Five high-level city managers also recently took heat for sending offensive emails, including managing deputy William Bresnahan, district superintendent Paul Hansen and commissioner Barrett Murphy, along with two others who resigned in late June, but the city has “done nothing to remedy” their misdeeds, according to the lawsuit. A month-long watchdog investigation uncovered the emails, and inspector General Joe Ferguson disclosed the racist, sexist and homo-phobic messages circulating the Department.
The plaintiffs claim to have worked amid a “tapestry of hostility” that impacted all areas of their jobs. The women contend that they were sexually harassed and called “bitches and whores,” and racial slurs issued by “non-black managers and employees” including “the n-word” and “you people” were handed out on a daily basis.
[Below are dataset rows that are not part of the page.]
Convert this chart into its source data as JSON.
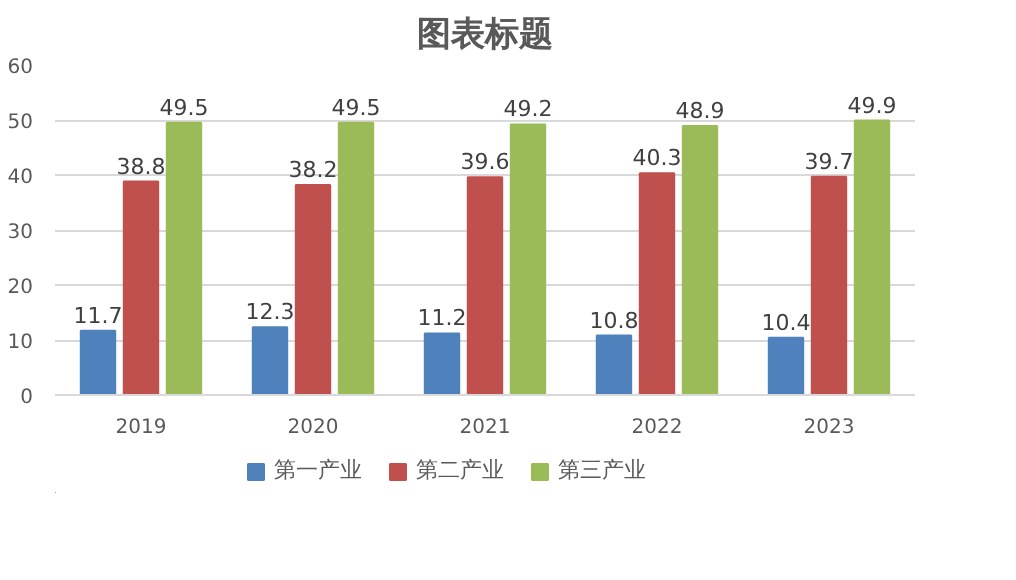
{
  "chart_data": {
    "type": "bar",
    "title": "图表标题",
    "categories": [
      "2019",
      "2020",
      "2021",
      "2022",
      "2023"
    ],
    "series": [
      {
        "name": "第一产业",
        "color": "#4f81bd",
        "values": [
          11.7,
          12.3,
          11.2,
          10.8,
          10.4
        ]
      },
      {
        "name": "第二产业",
        "color": "#c0504d",
        "values": [
          38.8,
          38.2,
          39.6,
          40.3,
          39.7
        ]
      },
      {
        "name": "第三产业",
        "color": "#9bbb59",
        "values": [
          49.5,
          49.5,
          49.2,
          48.9,
          49.9
        ]
      }
    ],
    "ylim": [
      0,
      60
    ],
    "yticks": [
      0,
      10,
      20,
      30,
      40,
      50,
      60
    ],
    "grid": "y",
    "legend": "bottom",
    "data_labels": true
  }
}
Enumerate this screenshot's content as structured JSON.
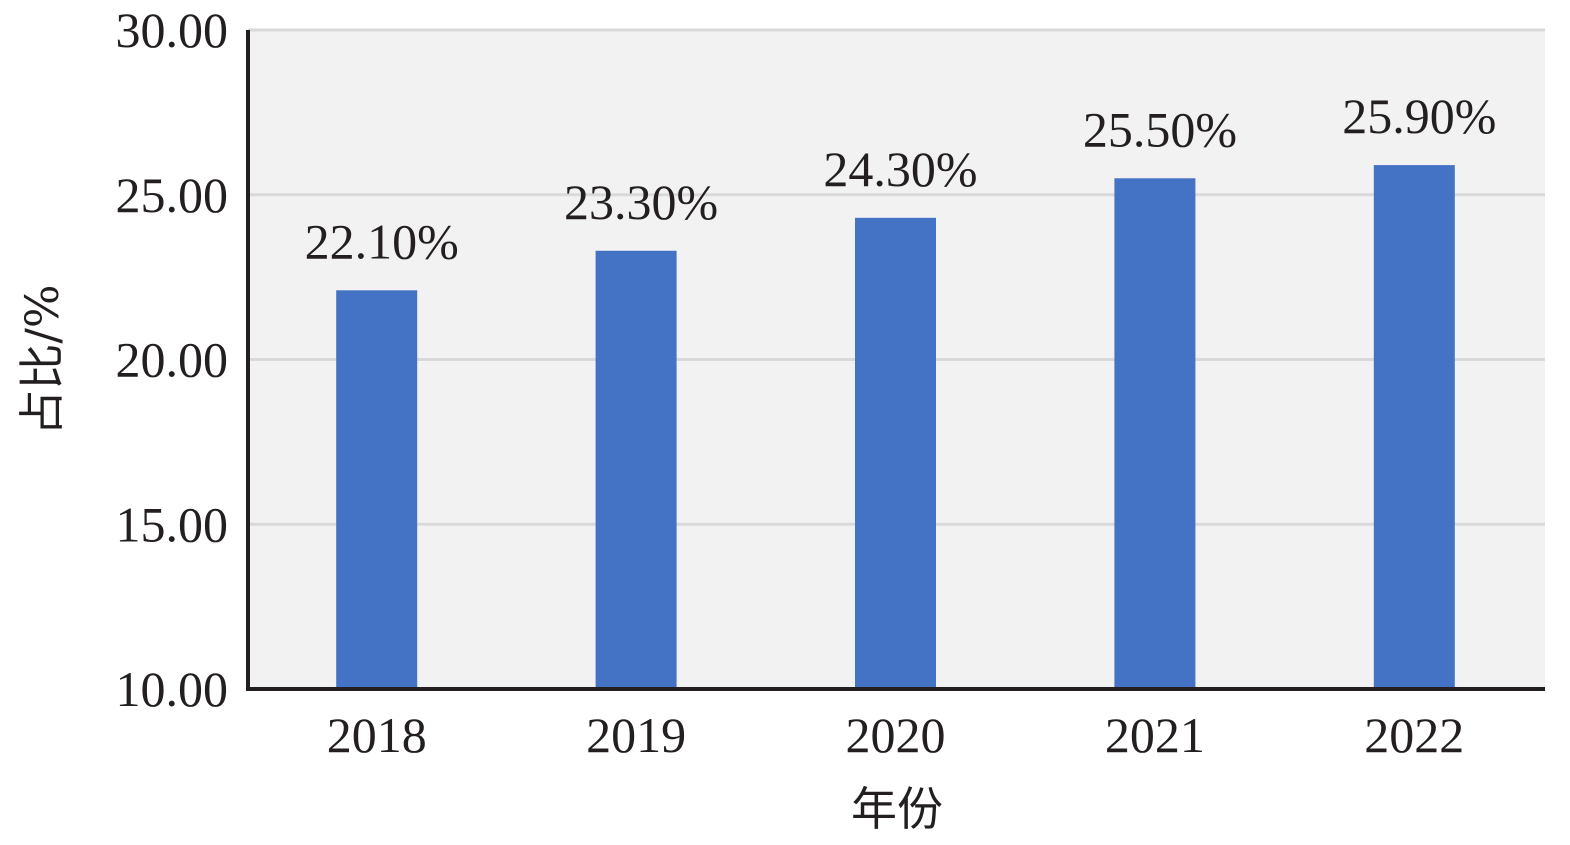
{
  "chart_data": {
    "type": "bar",
    "categories": [
      "2018",
      "2019",
      "2020",
      "2021",
      "2022"
    ],
    "values": [
      22.1,
      23.3,
      24.3,
      25.5,
      25.9
    ],
    "data_labels": [
      "22.10%",
      "23.30%",
      "24.30%",
      "25.50%",
      "25.90%"
    ],
    "title": "",
    "xlabel": "年份",
    "ylabel": "占比/%",
    "ylim": [
      10,
      30
    ],
    "yticks": [
      10,
      15,
      20,
      25,
      30
    ],
    "ytick_labels": [
      "10.00",
      "15.00",
      "20.00",
      "25.00",
      "30.00"
    ],
    "grid": true,
    "legend": "none",
    "colors": {
      "bar": "#4472c4",
      "plot_background": "#f2f2f2",
      "grid": "#d9d9d9",
      "axis": "#231f20",
      "text": "#231f20"
    }
  }
}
They were even “violently attacked and intimidated” and were regularly denied promotions and transfers. “Yes, I’ve heard the N-word repeatedly,” 62-year-old African-American Michael Outley, an assistant chief operating engineer, said, adding, “racism is systemic in all parts” of the Water Department.
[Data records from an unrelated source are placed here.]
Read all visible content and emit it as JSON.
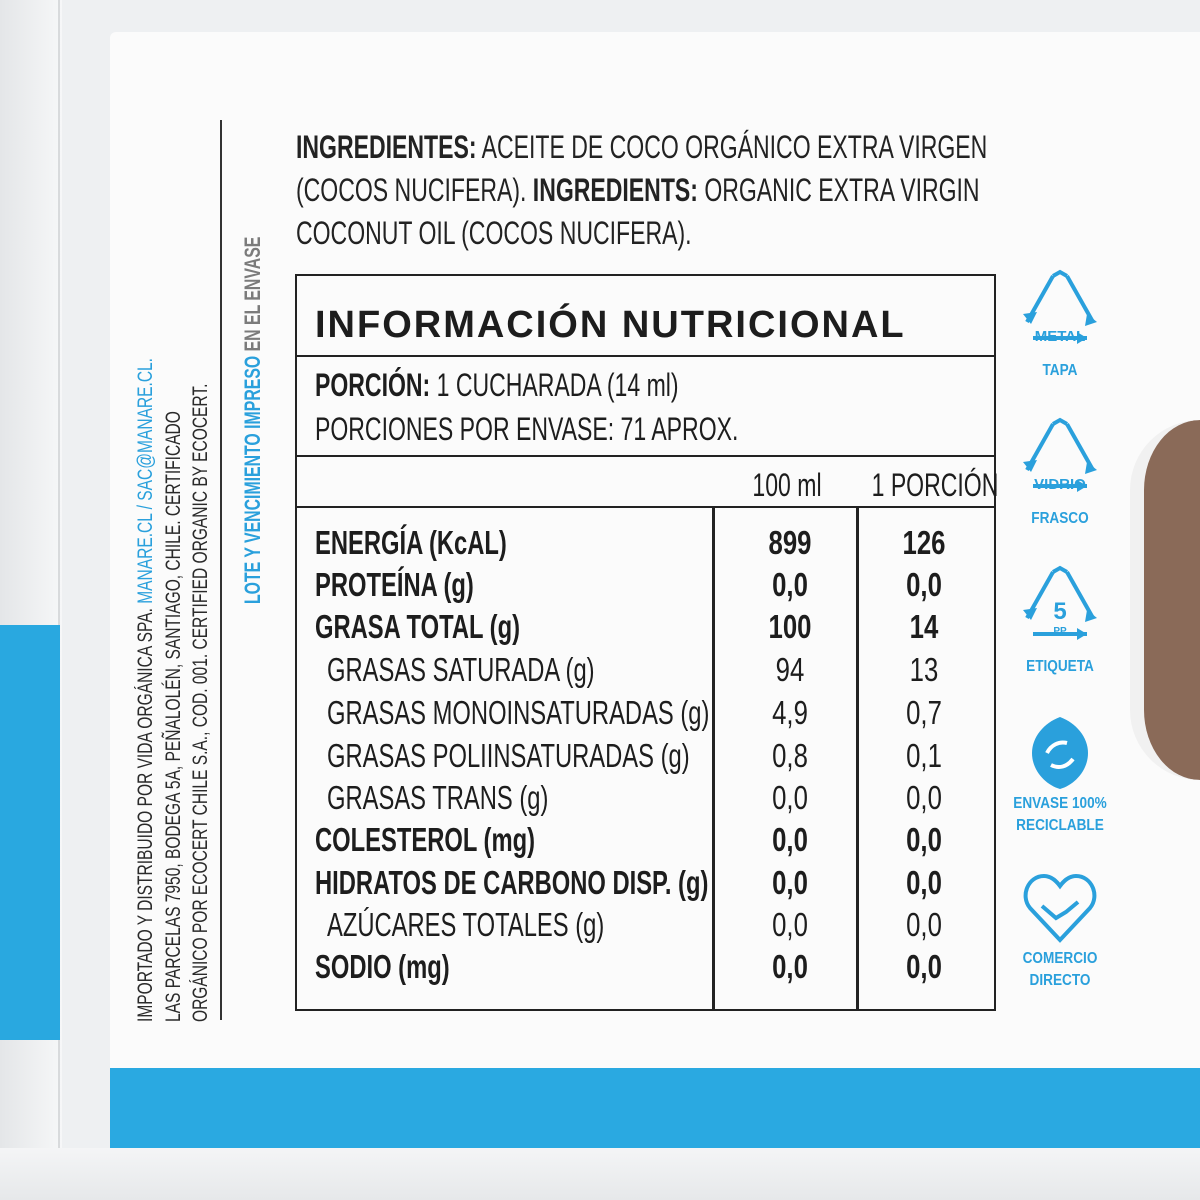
{
  "side_text": {
    "line1_a": "IMPORTADO Y DISTRIBUIDO POR VIDA ORGÁNICA SPA. ",
    "line1_b": "MANARE.CL / SAC@MANARE.CL.",
    "line2": "LAS PARCELAS 7950, BODEGA 5A, PEÑALOLÉN, SANTIAGO, CHILE. CERTIFICADO",
    "line3": "ORGÁNICO POR ECOCERT CHILE S.A., COD. 001. CERTIFIED ORGANIC BY ECOCERT.",
    "lote_blue": "LOTE Y VENCIMIENTO IMPRESO",
    "lote_gray": " EN EL ENVASE"
  },
  "ingredients": {
    "label_es": "INGREDIENTES:",
    "text_es_1": " ACEITE DE COCO ORGÁNICO EXTRA VIRGEN",
    "text_es_2": "(COCOS NUCIFERA). ",
    "label_en": "INGREDIENTS:",
    "text_en_1": " ORGANIC EXTRA VIRGIN",
    "text_en_2": "COCONUT OIL (COCOS NUCIFERA)."
  },
  "nutrition": {
    "title": "INFORMACIÓN NUTRICIONAL",
    "portion_label": "PORCIÓN:",
    "portion_value": " 1 CUCHARADA (14 ml)",
    "servings": "PORCIONES POR ENVASE: 71 APROX.",
    "col1": "100 ml",
    "col2": "1 PORCIÓN",
    "rows": [
      {
        "name": "ENERGÍA (KcAL)",
        "v1": "899",
        "v2": "126",
        "style": "main"
      },
      {
        "name": "PROTEÍNA (g)",
        "v1": "0,0",
        "v2": "0,0",
        "style": "bold"
      },
      {
        "name": "GRASA TOTAL (g)",
        "v1": "100",
        "v2": "14",
        "style": "bold"
      },
      {
        "name": "GRASAS SATURADA (g)",
        "v1": "94",
        "v2": "13",
        "style": "sub"
      },
      {
        "name": "GRASAS MONOINSATURADAS (g)",
        "v1": "4,9",
        "v2": "0,7",
        "style": "sub"
      },
      {
        "name": "GRASAS POLIINSATURADAS (g)",
        "v1": "0,8",
        "v2": "0,1",
        "style": "sub"
      },
      {
        "name": "GRASAS TRANS (g)",
        "v1": "0,0",
        "v2": "0,0",
        "style": "sub"
      },
      {
        "name": "COLESTEROL (mg)",
        "v1": "0,0",
        "v2": "0,0",
        "style": "bold"
      },
      {
        "name": "HIDRATOS DE CARBONO DISP. (g)",
        "v1": "0,0",
        "v2": "0,0",
        "style": "bold"
      },
      {
        "name": "AZÚCARES TOTALES (g)",
        "v1": "0,0",
        "v2": "0,0",
        "style": "sub"
      },
      {
        "name": "SODIO (mg)",
        "v1": "0,0",
        "v2": "0,0",
        "style": "bold"
      }
    ]
  },
  "icons": [
    {
      "icon": "recycle-triangle-icon",
      "inner": "METAL",
      "caption": "TAPA"
    },
    {
      "icon": "recycle-triangle-icon",
      "inner": "VIDRIO",
      "caption": "FRASCO"
    },
    {
      "icon": "recycle-triangle-icon",
      "inner": "5",
      "inner2": "PP",
      "caption": "ETIQUETA"
    },
    {
      "icon": "recyclable-leaves-icon",
      "caption": "ENVASE 100%",
      "caption2": "RECICLABLE"
    },
    {
      "icon": "handshake-heart-icon",
      "caption": "COMERCIO",
      "caption2": "DIRECTO"
    }
  ],
  "colors": {
    "brand_blue": "#2aa9e1",
    "text": "#1d1d1d"
  }
}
Anyone who had the courage to file a complaint was met with “unfair, arbitrary and capricious” consequences despite the fact that Law Department spokesperson Bill McCaffrey issued a statement that city officials have “no tolerance for discrimination of employees in any form”. He added that they do not “take any allegations of this nature lightly.”
“This lack of training, supervision and discipline fosters a climate in the ranks…that, if an individual’s rights are violated, they do not have to report it, can look the other way and maintain a code of silence,” according to the lawsuit. “This comfort, along with the persistent and defiant code of silence, motivate and bolsters the open and notorious, hostile and abusive work environment based on race and sex created and proliferated in the department.”
The city held a confirmation hearing last week in which the new Water Management Commissioner Randy Conner said that he would “change the culture” of the department. Under the heat of the allegations, Mayor Emanuel has stated he has entrusted Conner with “the support and resources necessary to implement changes and address issues”.